Veterans with TBI and Suicidality

Tuesday, February 16th, 2010

NewStudy-Graphic-72x72_edited-3Previous research has shown that, in recent years, there has been an increased rate of suicide in soldiers returning from war.  In addition, as many as 15-23% of returning soldiers have incurred traumatic brain injuries (TBI). A new study published in Rehabilitation Psychology aimed to identify risk and protective factors for suicide ideation or suicidal behavior among veterans who have experienced TBI.

Thirteen suicidal veterans in a TBI clinic completed 30 to 60 minute interviews that included structured questionnaires regarding suicidality, methods of coping/seeking support, and military service. Researchers identified a post-injury loss of sense of self, cognitive deficits secondary to TBI, and psychiatric and emotional difficulties as precipitating factors for suicide ideation or suicidal behavior. Social support, a sense of purpose and hopefulness, religion or spirituality, and mental health treatment were identified as protective factors.

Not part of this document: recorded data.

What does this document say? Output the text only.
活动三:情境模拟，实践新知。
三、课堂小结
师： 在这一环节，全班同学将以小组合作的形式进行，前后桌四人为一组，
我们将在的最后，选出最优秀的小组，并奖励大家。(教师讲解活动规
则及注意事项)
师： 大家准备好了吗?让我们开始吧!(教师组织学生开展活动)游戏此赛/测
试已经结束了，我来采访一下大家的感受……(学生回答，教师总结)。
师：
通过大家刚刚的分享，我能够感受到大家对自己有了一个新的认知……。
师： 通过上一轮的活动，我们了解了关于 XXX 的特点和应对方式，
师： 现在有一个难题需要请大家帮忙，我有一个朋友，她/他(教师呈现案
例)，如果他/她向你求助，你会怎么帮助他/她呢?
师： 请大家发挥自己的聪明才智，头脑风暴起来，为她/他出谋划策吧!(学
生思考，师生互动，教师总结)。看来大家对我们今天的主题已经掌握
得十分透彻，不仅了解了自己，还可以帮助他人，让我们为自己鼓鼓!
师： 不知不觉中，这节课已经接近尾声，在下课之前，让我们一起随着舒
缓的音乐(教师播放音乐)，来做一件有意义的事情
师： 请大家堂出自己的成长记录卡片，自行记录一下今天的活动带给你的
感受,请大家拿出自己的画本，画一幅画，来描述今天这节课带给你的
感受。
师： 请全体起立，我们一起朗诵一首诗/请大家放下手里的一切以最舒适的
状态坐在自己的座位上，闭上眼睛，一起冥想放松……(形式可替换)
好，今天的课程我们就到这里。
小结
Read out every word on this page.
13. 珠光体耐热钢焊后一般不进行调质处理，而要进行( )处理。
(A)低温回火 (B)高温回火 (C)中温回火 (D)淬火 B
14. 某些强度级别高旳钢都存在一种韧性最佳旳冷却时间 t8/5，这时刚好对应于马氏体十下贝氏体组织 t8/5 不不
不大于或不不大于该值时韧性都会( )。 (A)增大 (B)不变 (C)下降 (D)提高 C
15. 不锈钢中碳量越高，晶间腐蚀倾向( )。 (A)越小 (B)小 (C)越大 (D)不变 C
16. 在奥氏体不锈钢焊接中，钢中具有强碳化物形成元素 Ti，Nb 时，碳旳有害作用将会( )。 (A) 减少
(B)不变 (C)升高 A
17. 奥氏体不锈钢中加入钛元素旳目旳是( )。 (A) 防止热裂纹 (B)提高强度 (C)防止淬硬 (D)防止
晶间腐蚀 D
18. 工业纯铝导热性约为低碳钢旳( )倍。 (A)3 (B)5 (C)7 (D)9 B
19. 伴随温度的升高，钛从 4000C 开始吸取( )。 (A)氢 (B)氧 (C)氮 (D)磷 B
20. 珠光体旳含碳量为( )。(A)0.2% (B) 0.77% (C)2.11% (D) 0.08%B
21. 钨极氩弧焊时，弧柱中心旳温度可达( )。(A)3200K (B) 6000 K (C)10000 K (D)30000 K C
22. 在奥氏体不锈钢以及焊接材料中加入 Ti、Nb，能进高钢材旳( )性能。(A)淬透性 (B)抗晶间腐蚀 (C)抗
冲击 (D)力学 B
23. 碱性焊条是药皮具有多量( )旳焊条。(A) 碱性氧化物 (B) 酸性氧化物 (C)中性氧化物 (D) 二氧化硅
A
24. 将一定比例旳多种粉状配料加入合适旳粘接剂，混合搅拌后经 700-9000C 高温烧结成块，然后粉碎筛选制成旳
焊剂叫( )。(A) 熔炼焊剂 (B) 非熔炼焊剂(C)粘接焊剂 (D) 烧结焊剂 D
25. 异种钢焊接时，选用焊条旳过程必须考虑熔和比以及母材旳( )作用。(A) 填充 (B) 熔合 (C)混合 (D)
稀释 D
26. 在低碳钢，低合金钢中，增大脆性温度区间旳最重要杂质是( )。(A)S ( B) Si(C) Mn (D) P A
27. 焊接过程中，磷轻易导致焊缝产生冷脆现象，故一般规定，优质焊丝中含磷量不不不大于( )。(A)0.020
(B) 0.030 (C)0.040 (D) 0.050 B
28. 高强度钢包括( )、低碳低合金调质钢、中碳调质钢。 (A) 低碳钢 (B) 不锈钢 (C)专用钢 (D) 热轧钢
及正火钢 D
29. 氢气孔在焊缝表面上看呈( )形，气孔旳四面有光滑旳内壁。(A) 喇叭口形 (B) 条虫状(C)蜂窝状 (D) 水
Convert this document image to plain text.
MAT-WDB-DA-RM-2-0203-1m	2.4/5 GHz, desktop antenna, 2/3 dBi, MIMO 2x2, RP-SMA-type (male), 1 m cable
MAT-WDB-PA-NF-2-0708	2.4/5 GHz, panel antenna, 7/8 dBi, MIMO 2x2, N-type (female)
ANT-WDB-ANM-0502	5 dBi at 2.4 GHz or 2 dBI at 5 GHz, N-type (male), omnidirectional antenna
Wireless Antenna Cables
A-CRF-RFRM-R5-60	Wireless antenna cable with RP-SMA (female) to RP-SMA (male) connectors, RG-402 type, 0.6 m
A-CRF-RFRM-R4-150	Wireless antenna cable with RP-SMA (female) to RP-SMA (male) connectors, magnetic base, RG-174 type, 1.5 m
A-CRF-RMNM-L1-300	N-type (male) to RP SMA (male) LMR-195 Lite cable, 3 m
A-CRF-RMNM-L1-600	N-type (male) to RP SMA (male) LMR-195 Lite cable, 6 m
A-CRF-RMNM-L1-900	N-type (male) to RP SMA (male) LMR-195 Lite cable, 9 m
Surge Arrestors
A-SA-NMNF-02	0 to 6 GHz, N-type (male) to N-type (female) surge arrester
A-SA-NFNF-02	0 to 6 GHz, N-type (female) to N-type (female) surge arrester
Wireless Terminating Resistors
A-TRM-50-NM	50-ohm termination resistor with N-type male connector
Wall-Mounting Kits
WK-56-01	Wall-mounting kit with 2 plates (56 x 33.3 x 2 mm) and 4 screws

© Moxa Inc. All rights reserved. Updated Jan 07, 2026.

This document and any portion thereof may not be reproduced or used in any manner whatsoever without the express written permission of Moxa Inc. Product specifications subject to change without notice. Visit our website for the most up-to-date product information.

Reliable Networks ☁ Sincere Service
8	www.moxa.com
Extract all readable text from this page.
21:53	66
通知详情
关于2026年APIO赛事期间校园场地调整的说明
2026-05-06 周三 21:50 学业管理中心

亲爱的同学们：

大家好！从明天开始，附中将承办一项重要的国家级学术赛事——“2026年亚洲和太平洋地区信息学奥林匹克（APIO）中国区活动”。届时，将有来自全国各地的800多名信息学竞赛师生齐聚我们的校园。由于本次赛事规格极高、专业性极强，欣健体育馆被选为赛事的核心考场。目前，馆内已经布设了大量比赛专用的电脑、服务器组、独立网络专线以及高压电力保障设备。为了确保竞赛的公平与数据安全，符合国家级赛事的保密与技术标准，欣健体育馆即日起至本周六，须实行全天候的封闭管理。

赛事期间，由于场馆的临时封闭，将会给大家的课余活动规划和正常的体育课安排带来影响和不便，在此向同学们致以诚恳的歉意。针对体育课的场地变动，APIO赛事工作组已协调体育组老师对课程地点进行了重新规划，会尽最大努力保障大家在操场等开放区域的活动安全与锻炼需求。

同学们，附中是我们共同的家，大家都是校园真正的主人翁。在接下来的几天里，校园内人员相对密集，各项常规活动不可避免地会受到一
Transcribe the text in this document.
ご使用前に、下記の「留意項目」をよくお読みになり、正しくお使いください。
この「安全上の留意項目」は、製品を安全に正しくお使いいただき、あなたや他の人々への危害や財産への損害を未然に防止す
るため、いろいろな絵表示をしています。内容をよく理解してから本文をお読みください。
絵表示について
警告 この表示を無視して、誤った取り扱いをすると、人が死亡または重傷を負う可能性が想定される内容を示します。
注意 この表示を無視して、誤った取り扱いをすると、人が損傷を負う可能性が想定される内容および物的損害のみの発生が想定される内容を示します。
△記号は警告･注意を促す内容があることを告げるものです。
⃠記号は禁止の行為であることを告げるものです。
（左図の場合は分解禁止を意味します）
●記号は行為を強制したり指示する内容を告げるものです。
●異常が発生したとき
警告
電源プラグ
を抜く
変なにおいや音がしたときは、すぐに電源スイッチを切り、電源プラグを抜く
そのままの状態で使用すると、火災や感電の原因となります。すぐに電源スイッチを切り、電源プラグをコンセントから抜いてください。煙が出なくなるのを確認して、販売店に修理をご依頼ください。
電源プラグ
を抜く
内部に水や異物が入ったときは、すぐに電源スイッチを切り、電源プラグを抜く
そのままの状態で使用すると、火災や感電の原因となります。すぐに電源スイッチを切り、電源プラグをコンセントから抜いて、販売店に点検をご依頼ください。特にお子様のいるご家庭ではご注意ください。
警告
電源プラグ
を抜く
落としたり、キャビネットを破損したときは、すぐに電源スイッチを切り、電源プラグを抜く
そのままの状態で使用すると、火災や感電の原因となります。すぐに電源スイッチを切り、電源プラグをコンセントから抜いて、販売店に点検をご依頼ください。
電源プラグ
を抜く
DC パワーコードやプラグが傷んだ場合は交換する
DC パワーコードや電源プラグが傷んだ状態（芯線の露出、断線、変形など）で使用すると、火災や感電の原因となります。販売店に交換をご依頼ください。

This study helps to identify those precipitating factors that practitioners should target when working with a similar population. The authors note that concepts associated with perceived burdensomeness and thwarted belonging can be targeted using cognitive and behavioral strategies along with techniques that encourage the client to re-conceptualize his or her worth and meaning to others.

Reference:

Brenner, L. A., Homaifar, B. Y., Adler, L. E., Wolfman, J. H., & Kemp, J. (2009). Suicidality and veterans with a history of traumatic brain injury: Precipitating events, protective factors, and prevention strategies. Rehabilitation Psychology, 54, 390-397.

There’s nothing either good or bad, but thinking makes it so…

Friday, July 27th, 2007

Does Shakespeare’s famous maxim apply to head injury?

According to a new study, the answer is yes.

Researchers recently looked at patients with mild head injuries (90% of head injuries in Western countries are classified as “mild”) to see whether perceptions of illness contributed to the development and severity of post-concusional syndrome (PCS). 73 patients with mild head injuries participated in the study. They were monitored for PCS symptoms, post-traumatic stress symptoms, perceptions of illness, depression and anxiety. Scales were completed at the time of injury, and at 3-month follow-up.

The results: patients who believed their injuries would have a serious effect on their quality of life were at greater risk for post-concusional symptoms.

What are the implications for treatment? As the article states: “Recognition of the maladaptive cognitions that contribute to poor outcome of the sort suggested by this study will be helpful in the development of effective cognitive-behavioral interventions.”